The opposition had posted the warning that the election cheating machinery for the administration candidates was already in place as early as two years ago.
Those who figured prominently in the “Hello Garci” conversations were, not surprisingly, posted to areas where they can reprise their skills at juggling figures, faking signatures and switching ballots.
Automation of the polls, despite the law requiring its implementation, was ignored on the convenient excuse that it was too late in the day to put nationwide computerization in commission.
So back to the old manual system, where the Voters’ Book was rigged, multiplying the number of voters to unimaginable proportions, allowing an individual rooted in one place to vote in several precincts all at once, and the dead to rise from their graves in order to exercise their right of suffrage.
Maguindanao (again, that province) and the entire ARMM was abandoned to the poll operators who ran roughshod all over the place, making a mockery of the electoral process and frustrating the will of the electorate.
The military was allowed to do its own untrammelled operations to disenfranchise on a wholesale magnitude voters in the bailiwicks of progressive-party lists.
The long count in fraud-prone areas festered, to squeeze in one or two more favored candidates for senator.
A party-list based in Mandaluyong won overwhelmingly in Basilan.
Canvassing in Laguna could not proceed on account of an order issued to favor a relative.
A commissioner mysteriously got sick, leaving the canvassing of returns in an all-too important province at the mercy of those buying votes at P5,000 each.
And so it goes.
All these betray the lack of good intentions — a callousness, even — on the part of Abalos, et al. to heed the people’s plea for honest, orderly and peaceful elections.

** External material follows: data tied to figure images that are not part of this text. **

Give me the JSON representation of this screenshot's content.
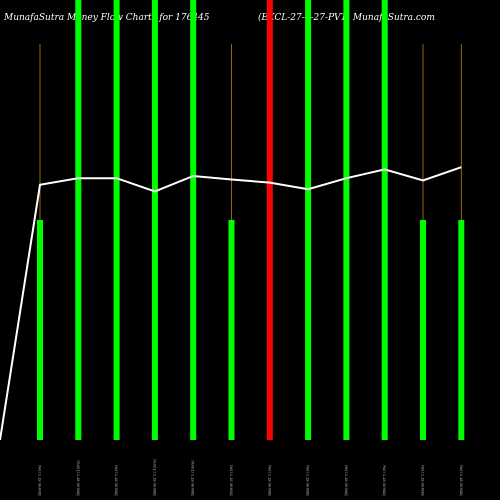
{
  "title_left": "MunafaSutra  Money Flow  Charts for 176445",
  "title_right": "(EXCL-27-4-27-PVT) MunafaSutra.com",
  "colors": {
    "background": "#000000",
    "up": "#00ff00",
    "down": "#ff0000",
    "line": "#ffffff",
    "wick": "#b8860b"
  },
  "chart_data": {
    "type": "bar",
    "categories": [
      "18M-90 ST Y (0%)",
      "18M-90 ST Y (100%)",
      "18M-90 ST Y (0%)",
      "18M-90 ST Y (-100%)",
      "18M-90 ST Y (100%)",
      "18M-90 ST Y (0%)",
      "18M-90 ST Y (0%)",
      "18M-90 ST Y (0%)",
      "18M-90 ST Y (0%)",
      "18M-90 ST Y (0%)",
      "18M-90 ST Y (0%)",
      "18M-90 ST Y (0%)"
    ],
    "ylim": [
      0,
      100
    ],
    "series": [
      {
        "values": [
          50,
          100,
          100,
          100,
          100,
          50,
          100,
          100,
          100,
          100,
          50,
          50
        ],
        "direction": [
          "up",
          "up",
          "up",
          "up",
          "up",
          "up",
          "down",
          "up",
          "up",
          "up",
          "up",
          "up"
        ],
        "wick_high": [
          90,
          100,
          100,
          100,
          100,
          90,
          100,
          100,
          100,
          100,
          90,
          90
        ]
      },
      {
        "line_y": [
          0,
          58,
          59.5,
          59.5,
          56.5,
          60,
          59.2,
          58.5,
          57,
          59.5,
          61.5,
          59,
          62
        ]
      }
    ]
  }
}
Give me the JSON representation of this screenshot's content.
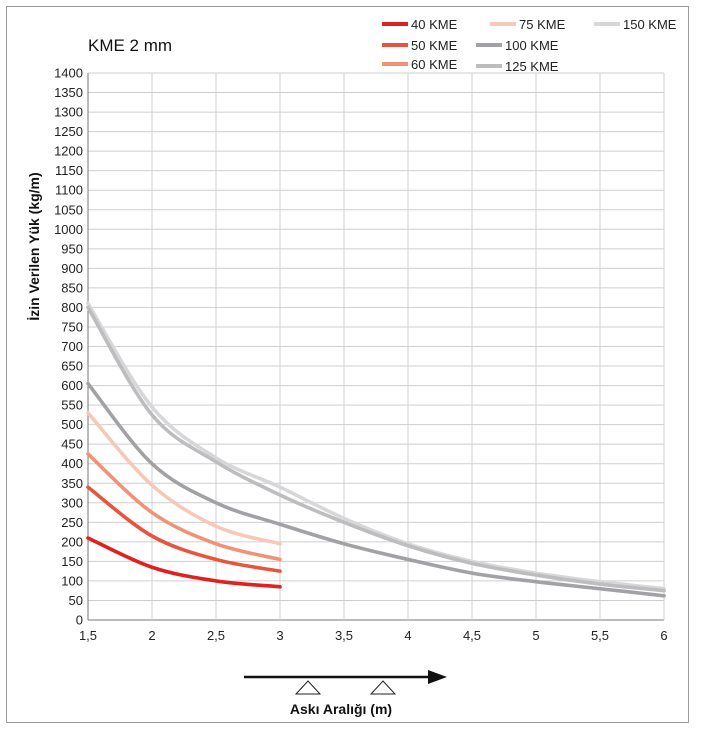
{
  "chart_data": {
    "type": "line",
    "title": "KME 2 mm",
    "xlabel": "Askı Aralığı (m)",
    "ylabel": "İzin Verilen Yük (kg/m)",
    "xlim": [
      1.5,
      6
    ],
    "ylim": [
      0,
      1400
    ],
    "x_ticks": [
      "1,5",
      "2",
      "2,5",
      "3",
      "3,5",
      "4",
      "4,5",
      "5",
      "5,5",
      "6"
    ],
    "y_ticks": [
      "0",
      "50",
      "100",
      "150",
      "200",
      "250",
      "300",
      "350",
      "400",
      "450",
      "500",
      "550",
      "600",
      "650",
      "700",
      "750",
      "800",
      "850",
      "900",
      "950",
      "1000",
      "1050",
      "1100",
      "1150",
      "1200",
      "1250",
      "1300",
      "1350",
      "1400"
    ],
    "grid": true,
    "legend_position": "top-right",
    "series": [
      {
        "name": "40 KME",
        "color": "#e2201f",
        "x": [
          1.5,
          2,
          2.5,
          3
        ],
        "y": [
          210,
          135,
          100,
          85
        ]
      },
      {
        "name": "50 KME",
        "color": "#e8553f",
        "x": [
          1.5,
          2,
          2.5,
          3
        ],
        "y": [
          340,
          215,
          155,
          125
        ]
      },
      {
        "name": "60 KME",
        "color": "#f0927a",
        "x": [
          1.5,
          2,
          2.5,
          3
        ],
        "y": [
          425,
          275,
          195,
          155
        ]
      },
      {
        "name": "75 KME",
        "color": "#f6c8b8",
        "x": [
          1.5,
          2,
          2.5,
          3
        ],
        "y": [
          530,
          345,
          240,
          195
        ]
      },
      {
        "name": "100 KME",
        "color": "#a2a2a6",
        "x": [
          1.5,
          2,
          2.5,
          3,
          3.5,
          4,
          4.5,
          5,
          5.5,
          6
        ],
        "y": [
          605,
          400,
          300,
          245,
          195,
          155,
          120,
          98,
          80,
          62
        ]
      },
      {
        "name": "125 KME",
        "color": "#bdbdc0",
        "x": [
          1.5,
          2,
          2.5,
          3,
          3.5,
          4,
          4.5,
          5,
          5.5,
          6
        ],
        "y": [
          800,
          525,
          405,
          320,
          250,
          190,
          145,
          115,
          92,
          75
        ]
      },
      {
        "name": "150 KME",
        "color": "#d7d7da",
        "x": [
          1.5,
          2,
          2.5,
          3,
          3.5,
          4,
          4.5,
          5,
          5.5,
          6
        ],
        "y": [
          810,
          545,
          415,
          340,
          260,
          195,
          150,
          120,
          98,
          80
        ]
      }
    ]
  }
}
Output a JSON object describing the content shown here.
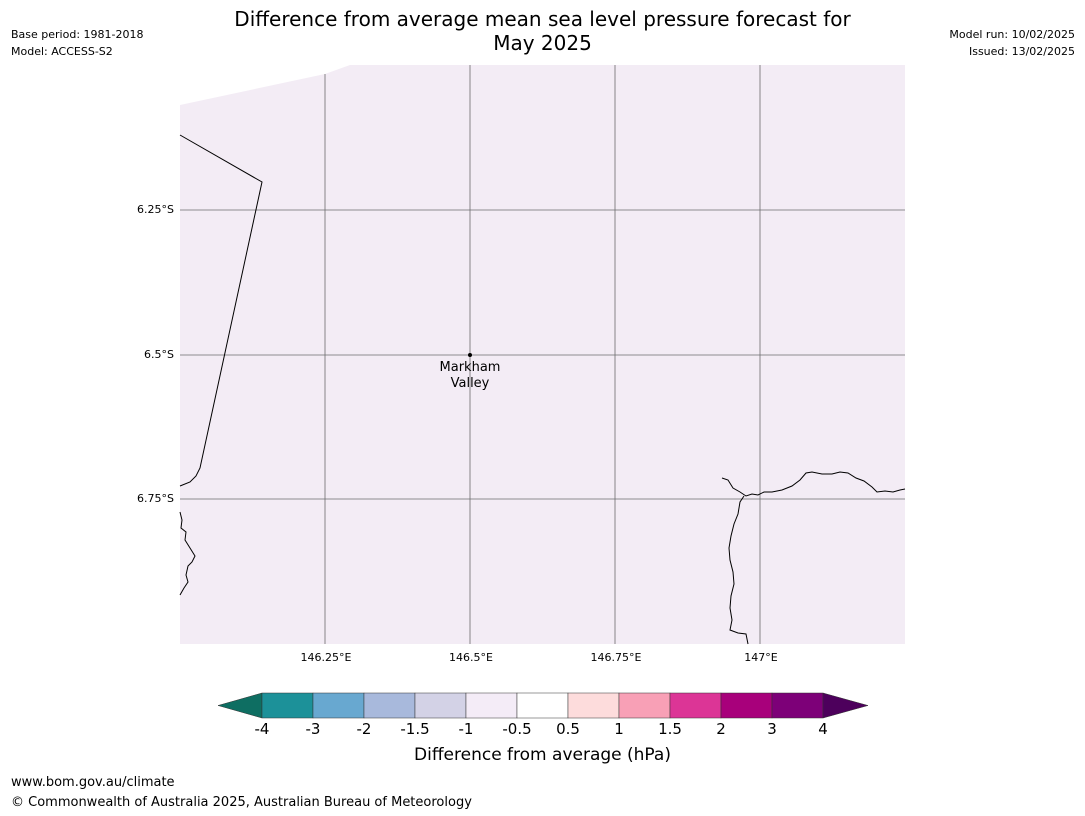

Only the vigilance of those who can rightly demand decency has prevented the Comelec from garnering for its favored candidates the desired and pre-determined results. True, there were small victories for the decent, but overall, Abalos, et al. held sway.
Can there ever be honest, orderly and peaceful elections under the tenure of the Hon. Benjamin Abalos Sr. and his black-robed commissioners?
That question was once posed by this paper. Answering its own question, the Tribune said it will be very difficult to conduct such elections, given the infective agents of lying, cheating and stealing that were in place in 2004 and have gone viral in the following years until they devoured all traces of honor and decency in the hearts of otherwise honorable and decent men. These viruses were hatched at the Comelec, and as long that constitutional body continues to function merely as a host-laboratory of liars and cheats who continue to replicate themselves, no elections can be honest, orderly and peaceful, much less credible.
We are stuck with Abalos, et al. Can we ever hope that they, like Saul on the way to Damascus, or Justice Antonio Carpio in his ponencia upholding the raison d’etre of the Supreme Court, will see the light and let decency prevail in their hearts?
Absent these miracles, all of them should now resign.